Palhaço?
Estava superatrasado, acabara de engolir um almoço sem
graça, quando meu cão aparece na porta da cozinha com uma chave entre os
dentes.
--- Vem aqui, Tom, deixa eu ver isso!
Ele faz umas firulas, joga pra cima, pega de novo. Me
aproximo... ele se afasta.
--- Para com isso, Tom, vem aqui... vamos trocar por uma
bolacha!
Com a bolacha na mão ele fica na dúvida, se aproxima, quer
a bolacha, mas a chave ele não solta. Por fim, depois de uns segundos, decide
pela farinácea e deixa a chave cair. É a chave do meu carro, me abaixo pra
pegá-la, ele é mais rápido e a abocanha de um só golpe, ainda com parte da
bolacha na boca.
--- Olha aqui, Tom, vamos parar...tô atrasado e isso não
tem graça nenhuma!
Curvo os joelhos e o chamo carinhosamente... Ele vira
de bunda e me olha de soslaio da soleira da porta da cozinha. Ameaço correr,
ele sai da cozinha numa arrancada de atleta, mas pára a uns três metros.
--- Puta que pariu, Tom, você vai levar uma surra! - grito,
bravo, já sem paciência, quando toca o telefone.
--- Alô? Quem? Ah... sim, pois não. (É a moça da Vivo que
pergunta se o Speedy ficou bom).
--- Não sei, não, moça. Fiquei a manhã toda sem
conexão, mas agora não posso ver isso, estou atrasado e tenho que sair.
--- Como?

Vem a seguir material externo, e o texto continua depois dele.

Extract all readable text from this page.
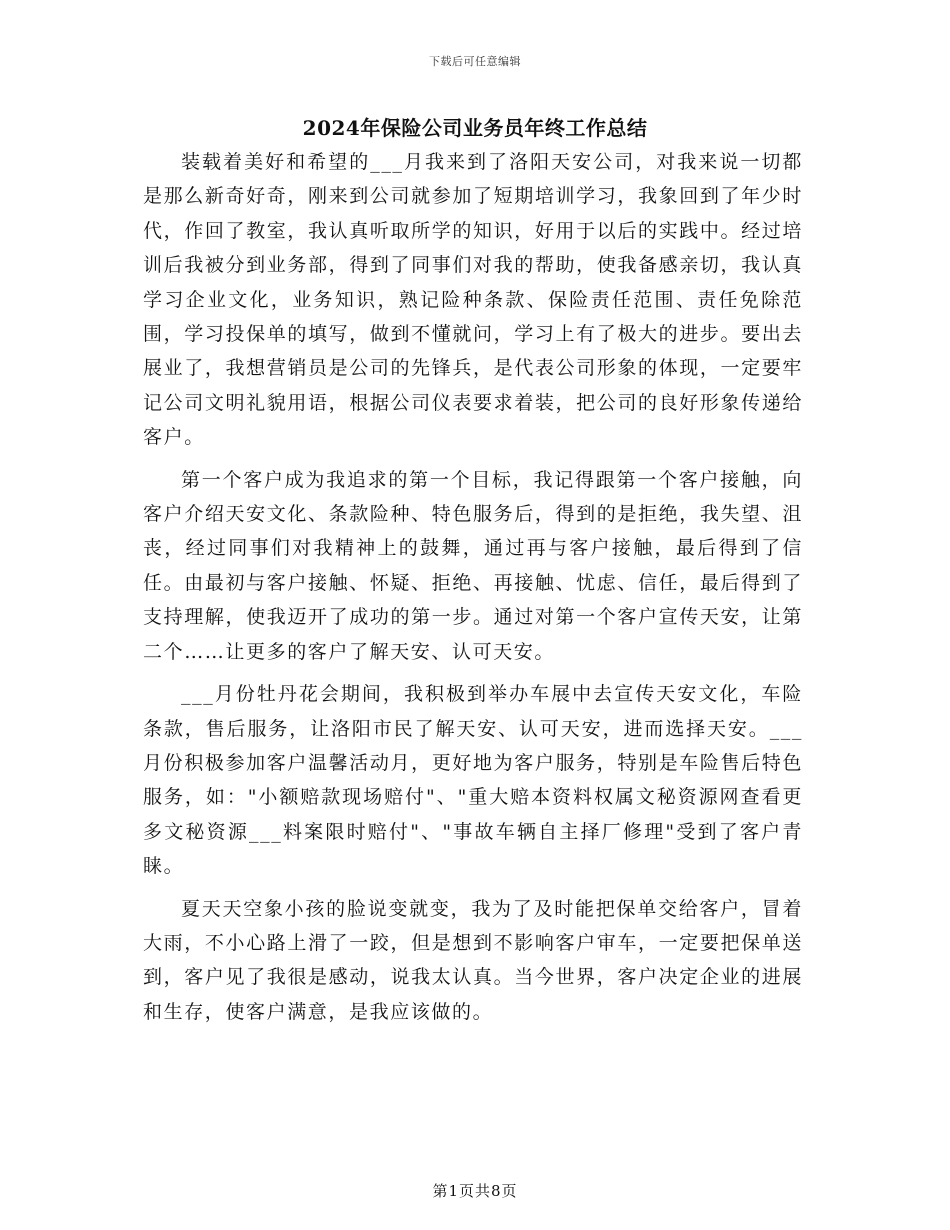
下载后可任意编辑
2024年保险公司业务员年终工作总结

装载着美好和希望的___月我来到了洛阳天安公司，对我来说一切都是那么新奇好奇，刚来到公司就参加了短期培训学习，我象回到了年少时代，作回了教室，我认真听取所学的知识，好用于以后的实践中。经过培训后我被分到业务部，得到了同事们对我的帮助，使我备感亲切，我认真学习企业文化，业务知识，熟记险种条款、保险责任范围、责任免除范围，学习投保单的填写，做到不懂就问，学习上有了极大的进步。要出去展业了，我想营销员是公司的先锋兵，是代表公司形象的体现，一定要牢记公司文明礼貌用语，根据公司仪表要求着装，把公司的良好形象传递给客户。

第一个客户成为我追求的第一个目标，我记得跟第一个客户接触，向客户介绍天安文化、条款险种、特色服务后，得到的是拒绝，我失望、沮丧，经过同事们对我精神上的鼓舞，通过再与客户接触，最后得到了信任。由最初与客户接触、怀疑、拒绝、再接触、忧虑、信任，最后得到了支持理解，使我迈开了成功的第一步。通过对第一个客户宣传天安，让第二个……让更多的客户了解天安、认可天安。

___月份牡丹花会期间，我积极到举办车展中去宣传天安文化，车险条款，售后服务，让洛阳市民了解天安、认可天安，进而选择天安。___月份积极参加客户温馨活动月，更好地为客户服务，特别是车险售后特色服务，如："小额赔款现场赔付"、"重大赔本资料权属文秘资源网查看更多文秘资源___料案限时赔付"、"事故车辆自主择厂修理"受到了客户青睐。

夏天天空象小孩的脸说变就变，我为了及时能把保单交给客户，冒着大雨，不小心路上滑了一跤，但是想到不影响客户审车，一定要把保单送到，客户见了我很是感动，说我太认真。当今世界，客户决定企业的进展和生存，使客户满意，是我应该做的。

第1页共8页
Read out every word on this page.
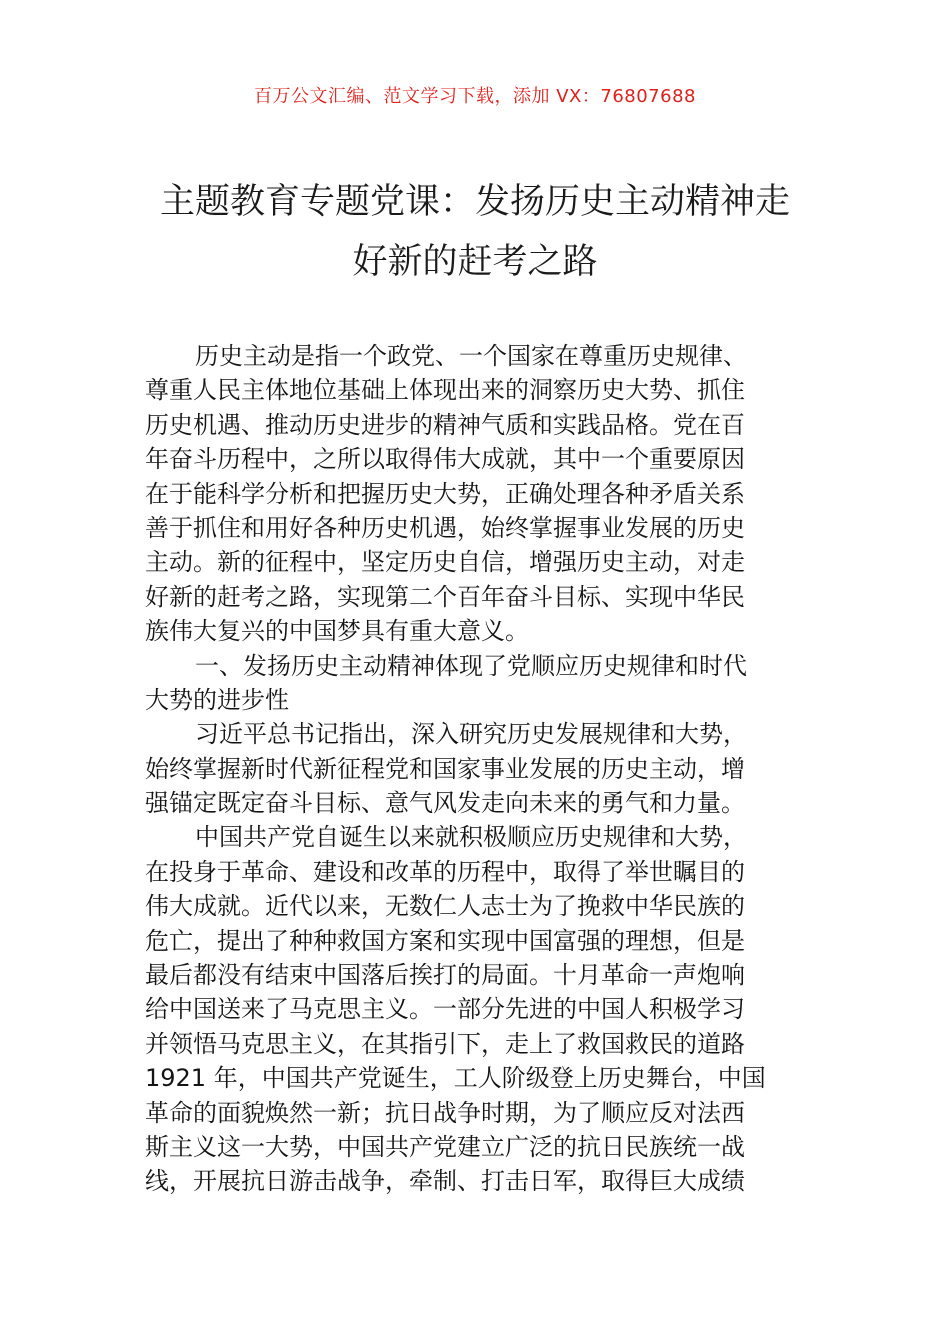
百万公文汇编、范文学习下载，添加 VX：76807688
主题教育专题党课：发扬历史主动精神走
好新的赶考之路
历史主动是指一个政党、一个国家在尊重历史规律、
尊重人民主体地位基础上体现出来的洞察历史大势、抓住
历史机遇、推动历史进步的精神气质和实践品格。党在百
年奋斗历程中，之所以取得伟大成就，其中一个重要原因
在于能科学分析和把握历史大势，正确处理各种矛盾关系
善于抓住和用好各种历史机遇，始终掌握事业发展的历史
主动。新的征程中，坚定历史自信，增强历史主动，对走
好新的赶考之路，实现第二个百年奋斗目标、实现中华民
族伟大复兴的中国梦具有重大意义。
一、发扬历史主动精神体现了党顺应历史规律和时代
大势的进步性
习近平总书记指出，深入研究历史发展规律和大势，
始终掌握新时代新征程党和国家事业发展的历史主动，增
强锚定既定奋斗目标、意气风发走向未来的勇气和力量。
中国共产党自诞生以来就积极顺应历史规律和大势，
在投身于革命、建设和改革的历程中，取得了举世瞩目的
伟大成就。近代以来，无数仁人志士为了挽救中华民族的
危亡，提出了种种救国方案和实现中国富强的理想，但是
最后都没有结束中国落后挨打的局面。十月革命一声炮响
给中国送来了马克思主义。一部分先进的中国人积极学习
并领悟马克思主义，在其指引下，走上了救国救民的道路
1921 年，中国共产党诞生，工人阶级登上历史舞台，中国
革命的面貌焕然一新；抗日战争时期，为了顺应反对法西
斯主义这一大势，中国共产党建立广泛的抗日民族统一战
线，开展抗日游击战争，牵制、打击日军，取得巨大成绩
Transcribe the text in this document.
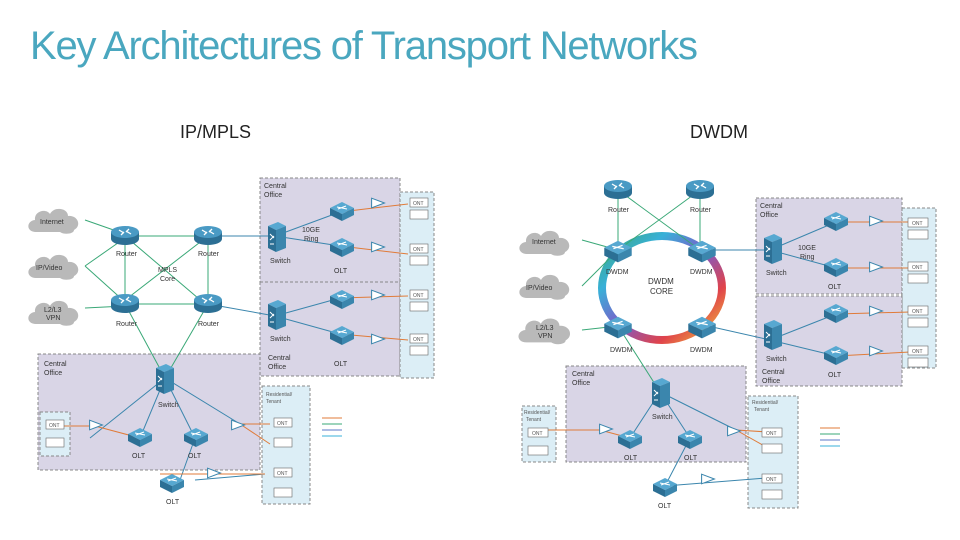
Key Architectures of Transport Networks
IP/MPLS	DWDM
Internet
IP/Video
L2/L3
VPN
Router	Router
Router	Router
MPLS
Core
Central
Office
Central
Office
Central
Office
10GE
Ring
Switch
Switch
Switch
OLT
OLT
OLT	OLT
OLT
ONT
ONT
ONT
ONT
ONT
ONT
ONT
Residential/
Tenant
Internet
IP/Video
L2/L3
VPN
Router	Router
DWDM	DWDM
DWDM	DWDM
DWDM
CORE
Central
Office
Central
Office
Central
Office
10GE
Ring
Switch
Switch
Switch
OLT
OLT
OLT	OLT
OLT
ONT
ONT
ONT
ONT
ONT
ONT
ONT
Residential/
Tenant
Residential/
Tenant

Tô dizendo que não dá pra ligar o computador
agora, que estou em cima da hora para um compromisso e o Tom está me olhando
com a chave do carro na boca.
--- Por que deixo meu filho pôr a chave na boca? Se eu sei
que chave tem bactéria? Não, minha Senhora, o Tom não é meu filho, não tenho
filhos, e vai ser um inferno chegar atrasado, meu cliente não tolera isso. Eu sei, eu sei, moça, que é o seu trabalho, que precisa
saber se está funcionando, mas agora não
dá mesmo, então escreve aí que eu não pude ver isso, porque meu cão roubou a
chave do carro e está me olhando agora com aquela cara de idiota, só esperando
eu desligar o telefone pra correr atrás dele!
--- Já disse que não é meu filho, moça! É um cão, um filho
da puta que peguei na rua outro dia, quase morrendo, e que agora toma conta de
tudo...
--- Não, minha Senhora, não a estou ofendendo, estou
atrasado..! E ele não é um cão bravo, é um bem pequeno, parece o Garrincha,
pernas tortas, dribla, só quatro dedos em cada pata, e é da pá virada... Um
segundo, minha Sra.!
Largo o telefone e aproveito que ele está perto do fogão,
distraído. Corro e fecho a porta da cozinha.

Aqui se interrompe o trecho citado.